ROOTSTOWN, Ohio -- When the semester at Northeast Ohio Medical University began, the final touches were being put on the NEOMED Education and Wellness Center, colloquially known as the NEW Center. The final coats of paint were being applied and the last of the sidewalks built as students set foot on campus for the first time or returned after a summer of working in clinics and hospitals.
On Monday Jay Gershen, president, dedicated the newly-finished NEW Center, which boasts features such as new lecture halls, two restaurants -- a coffee shop and a bistro -- and the Biomed Academy, a science, technology, engineering and mathematics- focused high school.
“This is for the benefit of the students, faculty and staff, as well as the community. We want to bring the community in and we want the community to feel this university is their university and then can use these facilities,” Gershen said.
The center was completed in 16 months at a cost of $166 million, none of which came from taxpayers. Bonds will be paid for through leases for NEW Center space, memberships to the Sequoia Wellness center exercise center and leases in The Village, NEOMED's four-building student housing complex.
“A lot of the students are really ecstatic about having this on campus. Between the coffee shop, the gourmet food, even the student lounge, we have a chance to relax and to study at the same time. We all like it,” second-year student Ramsey Ataya said.
Biomed Academy, Gershen said, is the only rural STEM high school in Ohio and the only rural STEM school on the campus of a medical university in the nation.
“We're proud of it because it breaks down the walls between K-12 and high education. It allows younger people to pursue medicine, technology, engineering, math skills early in their student lives and figure out what direction they want to go in,” he added.
Members of the NEOMED community across the board -- from students all the way up to Gershen -- are involved in mentoring students at Biomed Academy. One of the student groups Ataya is involved in, he said, will be working with students to build portable solar chargers for cell phones.
At the end of the dedication ceremony, Gershen announced the university would be partnering with Pharmacy Innovations LLC, part of Integrated Wellness Partners in Akron, and Summa Health Systems, Akron, to bring its facilities to the NEW Center.
Gershen called the offices that will be added a “training ground,” stating that NEOMED students “are hands on, particularly in their third and fourth year.
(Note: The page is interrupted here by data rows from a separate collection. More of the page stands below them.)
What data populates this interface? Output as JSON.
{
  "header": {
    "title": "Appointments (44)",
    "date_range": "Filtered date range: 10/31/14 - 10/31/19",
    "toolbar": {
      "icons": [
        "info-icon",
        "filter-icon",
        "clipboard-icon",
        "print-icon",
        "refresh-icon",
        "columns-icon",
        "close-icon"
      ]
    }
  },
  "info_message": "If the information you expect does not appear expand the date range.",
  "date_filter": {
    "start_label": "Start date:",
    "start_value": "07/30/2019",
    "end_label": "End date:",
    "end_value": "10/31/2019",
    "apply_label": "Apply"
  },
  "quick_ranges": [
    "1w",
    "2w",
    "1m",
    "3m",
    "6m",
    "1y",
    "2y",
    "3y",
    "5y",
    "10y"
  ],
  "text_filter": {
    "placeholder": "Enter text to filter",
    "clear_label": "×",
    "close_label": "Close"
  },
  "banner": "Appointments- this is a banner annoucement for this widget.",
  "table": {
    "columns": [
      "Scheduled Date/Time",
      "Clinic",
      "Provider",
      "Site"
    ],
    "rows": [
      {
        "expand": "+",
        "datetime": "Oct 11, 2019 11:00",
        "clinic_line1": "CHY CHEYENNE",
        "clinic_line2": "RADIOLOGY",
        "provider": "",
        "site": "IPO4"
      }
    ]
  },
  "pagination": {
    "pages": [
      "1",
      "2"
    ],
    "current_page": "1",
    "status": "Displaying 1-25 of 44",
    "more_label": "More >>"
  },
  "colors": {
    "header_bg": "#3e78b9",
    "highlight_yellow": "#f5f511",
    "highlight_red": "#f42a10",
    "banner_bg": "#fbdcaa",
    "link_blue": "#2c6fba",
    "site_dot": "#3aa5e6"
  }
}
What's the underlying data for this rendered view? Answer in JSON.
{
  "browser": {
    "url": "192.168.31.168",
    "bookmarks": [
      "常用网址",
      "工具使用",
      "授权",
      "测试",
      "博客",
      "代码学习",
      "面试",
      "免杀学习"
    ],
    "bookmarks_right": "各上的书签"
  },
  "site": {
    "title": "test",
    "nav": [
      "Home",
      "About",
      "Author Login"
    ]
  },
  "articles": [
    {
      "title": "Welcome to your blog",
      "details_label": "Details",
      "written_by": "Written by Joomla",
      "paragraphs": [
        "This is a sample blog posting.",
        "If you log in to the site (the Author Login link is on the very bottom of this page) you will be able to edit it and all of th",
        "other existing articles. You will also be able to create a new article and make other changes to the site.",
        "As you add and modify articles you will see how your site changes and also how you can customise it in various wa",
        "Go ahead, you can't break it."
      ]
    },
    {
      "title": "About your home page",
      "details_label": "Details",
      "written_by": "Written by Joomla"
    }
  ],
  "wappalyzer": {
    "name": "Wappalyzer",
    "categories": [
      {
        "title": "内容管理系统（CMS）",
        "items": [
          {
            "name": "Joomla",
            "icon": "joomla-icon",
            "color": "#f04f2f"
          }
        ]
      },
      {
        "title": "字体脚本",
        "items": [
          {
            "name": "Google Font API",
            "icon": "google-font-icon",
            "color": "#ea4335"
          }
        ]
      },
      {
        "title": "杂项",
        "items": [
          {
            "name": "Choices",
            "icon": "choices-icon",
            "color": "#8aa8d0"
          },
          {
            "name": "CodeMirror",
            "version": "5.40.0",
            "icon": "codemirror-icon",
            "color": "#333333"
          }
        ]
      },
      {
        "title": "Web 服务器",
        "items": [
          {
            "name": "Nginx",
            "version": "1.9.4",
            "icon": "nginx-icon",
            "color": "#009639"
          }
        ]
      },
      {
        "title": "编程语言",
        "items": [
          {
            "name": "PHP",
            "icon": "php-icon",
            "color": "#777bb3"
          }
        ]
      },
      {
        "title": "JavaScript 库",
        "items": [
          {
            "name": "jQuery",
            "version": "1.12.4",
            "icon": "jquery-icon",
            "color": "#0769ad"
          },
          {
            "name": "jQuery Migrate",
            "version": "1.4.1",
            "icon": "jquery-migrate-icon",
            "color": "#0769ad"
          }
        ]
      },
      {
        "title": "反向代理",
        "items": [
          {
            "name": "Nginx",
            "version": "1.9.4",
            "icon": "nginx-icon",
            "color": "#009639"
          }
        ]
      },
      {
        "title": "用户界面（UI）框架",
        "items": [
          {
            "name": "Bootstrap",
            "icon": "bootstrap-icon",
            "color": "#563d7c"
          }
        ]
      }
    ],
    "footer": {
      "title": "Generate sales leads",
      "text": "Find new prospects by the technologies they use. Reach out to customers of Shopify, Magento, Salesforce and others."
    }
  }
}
They'll be doing the same things they do in their third- and fourth-year clerkships. This will be another rotation for them. They'll treat patients as a pharmacist or physician does with the supervision of a faculty member.”
With nearly one third of its 1,200 physicians having graduated from NEOMED, Summa is looking at providing students with mentors as they go through their education. The physician that will head the offices at NEOMED will most likely be a graduate of the university, CEO Tom Strauss said, and is expected to be named in December or January. Summa's facilities will occupy 10,000 square feet in the NEW Center, with the possibility of expansion in the future.
Strauss added that having open offices on campus will continue Summa’s mission of providing care that is low cost and can keep patients from expensive hospital stays.
“Our mission is to provide the highest-quality compassionate care and contribute to a healthy community,” he said. “[We want to] get the right care, the right focus for the patient at the right time at the right place at the right cost.”
Ataya, who had a fellowship with Summa over the summer, says having the ability to work with doctors and patients before graduating will be a huge advantage for students once they graduate.
“I felt the importance of having simulation at the campus. Having the clinic available will give us real life experience in terms of not only improving our clinical practice, but in terms of engaging our community as well,” he commented. “From that, I think we'll be a lot more prepared for the real world as we transition into physicians.”
Pictured: Participating in the ribbon cutting are U.S. Rep. Jim Renacci; Kim Ruhlin, president/CEO, The Ruhlin Co.; Jay Gershen, president, NEOMED; Tony Manna, chairman, Signet Enterprises; Tom Strauss, president/CEO, Summa Health System; and Chandler Kohli, chairman, NEOMED board of trustees.